Городская тюрьма была забита, в местном клубе железнодорожников разместилось гестапо, и многие даже страшились проходить мимо этого, некогда оживленного, нарядного особняка.
На здании горкома партии, где, казалось, испокон веку развевался красный флаг, теперь висело ненавистное фашистское знамя со свастикой. Повсюду ходили немецкие солдаты, офицеры, они заполонили собой улицы, площади, бульвары.
На стенах домов, на заборах, на тумбах, где раньше были расклеены пестрые театральные афиши, висели приказы военного коменданта — полковника Генриха фон Ратенау.
Главным словом во всех приказах было: «Verboten» — «Запрещается».
Запрещалось собираться группами, ходить по улицам после девяти часов вечера, слушать советские радиопередачи, читать советские газеты. Запрещалось, запрещалось, запрещалось…
Со дня на день Петр Петрович ждал ареста. Почему бы фашистам не арестовать его? Сын — комсомолец, был активистом в школе, сам он участник гражданской войны. В сущности, все основания, чтобы бросить его в тюрьму.
Однако он решил не поддаваться унизительному чувству страха. Как бы на зло врагам, продолжал жить так же, как жил раньше.

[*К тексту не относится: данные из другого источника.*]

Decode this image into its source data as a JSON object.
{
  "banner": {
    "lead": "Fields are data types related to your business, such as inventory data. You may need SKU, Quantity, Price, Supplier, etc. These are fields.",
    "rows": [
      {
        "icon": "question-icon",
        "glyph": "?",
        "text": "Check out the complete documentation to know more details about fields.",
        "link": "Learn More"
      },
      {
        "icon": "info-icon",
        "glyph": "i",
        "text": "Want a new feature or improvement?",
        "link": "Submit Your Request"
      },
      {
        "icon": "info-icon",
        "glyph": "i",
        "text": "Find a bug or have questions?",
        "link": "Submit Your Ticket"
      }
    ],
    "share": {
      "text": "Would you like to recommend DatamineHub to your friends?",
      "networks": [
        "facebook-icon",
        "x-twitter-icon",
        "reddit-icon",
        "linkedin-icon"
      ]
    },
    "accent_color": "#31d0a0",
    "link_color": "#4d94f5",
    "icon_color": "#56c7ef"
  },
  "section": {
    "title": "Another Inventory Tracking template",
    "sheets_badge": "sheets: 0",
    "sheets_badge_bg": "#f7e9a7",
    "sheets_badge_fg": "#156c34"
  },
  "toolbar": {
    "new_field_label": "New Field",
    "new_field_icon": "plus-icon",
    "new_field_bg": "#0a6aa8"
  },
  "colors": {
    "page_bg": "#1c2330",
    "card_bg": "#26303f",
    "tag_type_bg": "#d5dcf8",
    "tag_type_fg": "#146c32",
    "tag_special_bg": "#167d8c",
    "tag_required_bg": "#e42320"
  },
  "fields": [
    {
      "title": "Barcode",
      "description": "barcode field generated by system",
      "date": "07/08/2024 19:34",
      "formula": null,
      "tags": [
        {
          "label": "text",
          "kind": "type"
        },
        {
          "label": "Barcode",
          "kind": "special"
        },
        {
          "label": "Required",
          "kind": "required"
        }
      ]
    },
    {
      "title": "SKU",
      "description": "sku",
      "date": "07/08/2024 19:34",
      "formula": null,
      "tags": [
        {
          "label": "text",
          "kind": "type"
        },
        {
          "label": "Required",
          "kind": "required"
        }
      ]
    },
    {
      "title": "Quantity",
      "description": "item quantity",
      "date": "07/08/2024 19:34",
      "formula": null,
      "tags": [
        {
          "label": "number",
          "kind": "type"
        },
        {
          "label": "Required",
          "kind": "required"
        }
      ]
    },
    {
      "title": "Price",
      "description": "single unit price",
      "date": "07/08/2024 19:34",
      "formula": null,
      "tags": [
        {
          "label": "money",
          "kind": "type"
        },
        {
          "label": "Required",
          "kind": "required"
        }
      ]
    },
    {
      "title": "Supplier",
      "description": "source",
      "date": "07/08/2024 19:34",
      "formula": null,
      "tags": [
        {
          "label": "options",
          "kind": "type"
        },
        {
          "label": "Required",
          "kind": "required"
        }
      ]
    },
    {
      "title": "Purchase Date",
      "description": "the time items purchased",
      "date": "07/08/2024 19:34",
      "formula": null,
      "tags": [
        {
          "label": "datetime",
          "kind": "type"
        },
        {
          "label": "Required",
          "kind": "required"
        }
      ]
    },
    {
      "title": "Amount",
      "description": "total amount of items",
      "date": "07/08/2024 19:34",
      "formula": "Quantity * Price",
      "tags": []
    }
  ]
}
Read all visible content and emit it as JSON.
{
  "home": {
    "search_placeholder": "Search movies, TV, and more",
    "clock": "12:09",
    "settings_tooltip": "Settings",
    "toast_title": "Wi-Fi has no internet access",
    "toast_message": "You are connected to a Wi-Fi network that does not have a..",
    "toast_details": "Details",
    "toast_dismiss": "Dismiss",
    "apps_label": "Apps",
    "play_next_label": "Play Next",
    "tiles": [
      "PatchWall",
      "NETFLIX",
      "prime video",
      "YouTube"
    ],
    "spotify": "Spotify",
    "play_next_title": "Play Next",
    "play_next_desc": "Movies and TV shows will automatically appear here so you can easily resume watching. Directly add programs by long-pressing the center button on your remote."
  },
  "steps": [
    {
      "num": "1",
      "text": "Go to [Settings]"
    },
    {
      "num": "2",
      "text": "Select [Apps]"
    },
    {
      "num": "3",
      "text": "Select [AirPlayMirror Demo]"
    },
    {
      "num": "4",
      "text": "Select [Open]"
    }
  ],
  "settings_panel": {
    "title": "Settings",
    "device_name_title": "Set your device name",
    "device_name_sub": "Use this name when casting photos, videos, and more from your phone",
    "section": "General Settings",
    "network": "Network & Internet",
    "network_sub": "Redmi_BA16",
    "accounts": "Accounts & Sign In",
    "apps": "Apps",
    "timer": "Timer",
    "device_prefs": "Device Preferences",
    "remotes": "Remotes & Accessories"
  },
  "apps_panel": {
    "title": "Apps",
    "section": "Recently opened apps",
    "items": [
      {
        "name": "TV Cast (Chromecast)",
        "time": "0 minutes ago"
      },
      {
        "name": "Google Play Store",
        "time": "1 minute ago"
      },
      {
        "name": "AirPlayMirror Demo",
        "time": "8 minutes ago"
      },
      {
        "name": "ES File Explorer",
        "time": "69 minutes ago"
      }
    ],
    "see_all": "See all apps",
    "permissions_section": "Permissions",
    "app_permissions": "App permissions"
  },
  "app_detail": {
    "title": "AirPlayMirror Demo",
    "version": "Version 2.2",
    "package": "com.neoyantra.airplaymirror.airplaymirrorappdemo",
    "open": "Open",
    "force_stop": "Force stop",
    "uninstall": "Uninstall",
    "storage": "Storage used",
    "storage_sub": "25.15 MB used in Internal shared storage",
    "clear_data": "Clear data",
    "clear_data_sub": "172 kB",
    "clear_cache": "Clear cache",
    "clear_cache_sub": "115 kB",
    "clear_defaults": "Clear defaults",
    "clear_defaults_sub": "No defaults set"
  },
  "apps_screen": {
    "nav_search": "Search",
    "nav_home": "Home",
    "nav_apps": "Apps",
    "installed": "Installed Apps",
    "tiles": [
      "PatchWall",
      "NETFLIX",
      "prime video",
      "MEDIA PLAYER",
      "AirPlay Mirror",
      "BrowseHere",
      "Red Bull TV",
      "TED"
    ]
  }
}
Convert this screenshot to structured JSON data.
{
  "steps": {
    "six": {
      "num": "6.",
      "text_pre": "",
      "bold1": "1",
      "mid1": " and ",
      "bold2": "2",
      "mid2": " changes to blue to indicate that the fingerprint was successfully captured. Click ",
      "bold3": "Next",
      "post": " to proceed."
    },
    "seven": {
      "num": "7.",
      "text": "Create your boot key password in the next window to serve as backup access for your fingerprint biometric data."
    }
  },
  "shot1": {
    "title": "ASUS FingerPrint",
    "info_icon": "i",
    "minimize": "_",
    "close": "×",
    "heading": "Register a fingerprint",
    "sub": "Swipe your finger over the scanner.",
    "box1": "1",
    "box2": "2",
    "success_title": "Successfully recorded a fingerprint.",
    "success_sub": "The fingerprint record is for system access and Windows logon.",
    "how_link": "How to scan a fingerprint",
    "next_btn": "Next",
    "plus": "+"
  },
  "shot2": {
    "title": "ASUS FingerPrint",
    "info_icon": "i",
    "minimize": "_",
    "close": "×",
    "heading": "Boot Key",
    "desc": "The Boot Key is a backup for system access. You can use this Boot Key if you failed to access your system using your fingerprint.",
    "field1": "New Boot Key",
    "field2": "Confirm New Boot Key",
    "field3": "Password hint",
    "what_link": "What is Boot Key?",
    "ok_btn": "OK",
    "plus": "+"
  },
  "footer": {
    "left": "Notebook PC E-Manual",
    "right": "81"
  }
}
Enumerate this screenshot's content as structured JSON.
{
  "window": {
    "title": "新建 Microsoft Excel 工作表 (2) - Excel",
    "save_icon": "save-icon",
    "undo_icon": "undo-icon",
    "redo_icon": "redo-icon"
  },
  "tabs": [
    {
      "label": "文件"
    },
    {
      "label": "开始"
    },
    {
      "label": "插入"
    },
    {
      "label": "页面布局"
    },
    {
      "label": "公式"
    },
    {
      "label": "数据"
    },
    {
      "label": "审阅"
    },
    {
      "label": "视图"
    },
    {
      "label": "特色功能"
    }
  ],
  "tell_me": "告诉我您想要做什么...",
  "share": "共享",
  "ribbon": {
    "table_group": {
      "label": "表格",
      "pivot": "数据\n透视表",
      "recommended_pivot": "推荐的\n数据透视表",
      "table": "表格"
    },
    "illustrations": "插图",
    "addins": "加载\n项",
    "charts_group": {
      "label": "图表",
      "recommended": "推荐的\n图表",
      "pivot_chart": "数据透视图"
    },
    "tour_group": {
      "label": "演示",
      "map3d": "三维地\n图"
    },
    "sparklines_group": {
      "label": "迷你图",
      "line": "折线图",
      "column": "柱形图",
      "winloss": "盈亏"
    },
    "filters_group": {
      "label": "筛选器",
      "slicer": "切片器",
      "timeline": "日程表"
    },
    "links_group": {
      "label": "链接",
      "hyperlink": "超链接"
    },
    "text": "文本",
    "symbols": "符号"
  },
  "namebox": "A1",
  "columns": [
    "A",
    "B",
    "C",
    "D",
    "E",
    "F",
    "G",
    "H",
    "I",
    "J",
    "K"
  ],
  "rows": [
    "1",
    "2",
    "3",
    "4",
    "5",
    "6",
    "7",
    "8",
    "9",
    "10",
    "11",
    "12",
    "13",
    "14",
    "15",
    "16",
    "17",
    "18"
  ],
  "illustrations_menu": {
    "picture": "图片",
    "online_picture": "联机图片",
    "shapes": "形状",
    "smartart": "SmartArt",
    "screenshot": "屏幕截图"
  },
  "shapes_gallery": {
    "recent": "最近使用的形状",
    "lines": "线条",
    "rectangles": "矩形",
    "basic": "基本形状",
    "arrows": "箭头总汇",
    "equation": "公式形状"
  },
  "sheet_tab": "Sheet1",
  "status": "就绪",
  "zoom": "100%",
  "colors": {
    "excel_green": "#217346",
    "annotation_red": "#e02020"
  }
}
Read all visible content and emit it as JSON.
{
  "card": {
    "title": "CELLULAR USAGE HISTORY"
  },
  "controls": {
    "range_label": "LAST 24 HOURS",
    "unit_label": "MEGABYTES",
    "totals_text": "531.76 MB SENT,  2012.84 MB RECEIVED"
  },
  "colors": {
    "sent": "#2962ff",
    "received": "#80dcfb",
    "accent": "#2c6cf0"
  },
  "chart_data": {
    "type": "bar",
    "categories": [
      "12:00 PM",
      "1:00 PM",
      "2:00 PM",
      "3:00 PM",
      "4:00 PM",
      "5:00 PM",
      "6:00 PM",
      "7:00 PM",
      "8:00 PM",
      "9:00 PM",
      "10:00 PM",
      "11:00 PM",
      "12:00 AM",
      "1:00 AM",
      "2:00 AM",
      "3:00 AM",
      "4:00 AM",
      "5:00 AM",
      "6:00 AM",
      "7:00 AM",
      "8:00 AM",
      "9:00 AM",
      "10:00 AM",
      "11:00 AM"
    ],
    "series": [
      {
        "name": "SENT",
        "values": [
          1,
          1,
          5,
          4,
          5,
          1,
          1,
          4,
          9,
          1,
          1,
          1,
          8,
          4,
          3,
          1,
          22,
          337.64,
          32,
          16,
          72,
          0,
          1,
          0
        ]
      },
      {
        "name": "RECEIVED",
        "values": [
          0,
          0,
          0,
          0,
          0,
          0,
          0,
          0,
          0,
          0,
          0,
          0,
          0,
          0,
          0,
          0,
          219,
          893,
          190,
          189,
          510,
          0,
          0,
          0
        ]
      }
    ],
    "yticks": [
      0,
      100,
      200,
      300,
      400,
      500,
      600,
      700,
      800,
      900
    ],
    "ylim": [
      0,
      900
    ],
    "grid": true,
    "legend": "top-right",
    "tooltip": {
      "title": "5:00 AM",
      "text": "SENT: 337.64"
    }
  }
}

Как и раньше, он шел по вечерам на окраину города, туда, где расстилался близниковский лес, окруживший город плотным темно-зеленым кольцом, потом возвращался, долго сидел на крыльце, поглаживая Джоя по голове, и неотступно думал все время об одном и том же — о сыне, от которого так и не дождался ни одной строчки.
Однажды, это было уже в конце июля, он шел по лесу, машинально сбивая палочкой пушистые головки одуванчиков.
На дорожках лежала рябая, пятнистая тень от солнца, проникавшего сквозь густую листву, вкусно пахло земляникой и мхом, извечным лесным запахом; совсем по-мирному, как и до войны, пели птицы.
Иногда подбегал Джой, как бы проверял, здесь ли хозяин, и вновь скрывался за деревьями.
Петр Петрович смотрел на свежую, цветущую зелень, на дрожавшие капельки росы, на упавшие кое-где листья.
Так было давным-давно, когда он еще не родился, так будет и потом, когда пройдут годы и те, кто когда-либо помнил о нем, тоже уйдут вслед за ним.
И вот теперь, гуляя по лесу, в котором знал, казалось, каждую ветку, каждый кустик, он вдруг с какой-то необычайной силой почувствовал, как в нем поднимается волна острой ненависти к тем, кто покусился на его Родину. Это слово, которое так часто приходилось слышать, читать в газетах, в один миг определилось для него в деревья, освещенные последними лучами солнца, в густую траву, кое-где покрытую росой, в спокойное светлое небо, безмятежно простертое над лесом.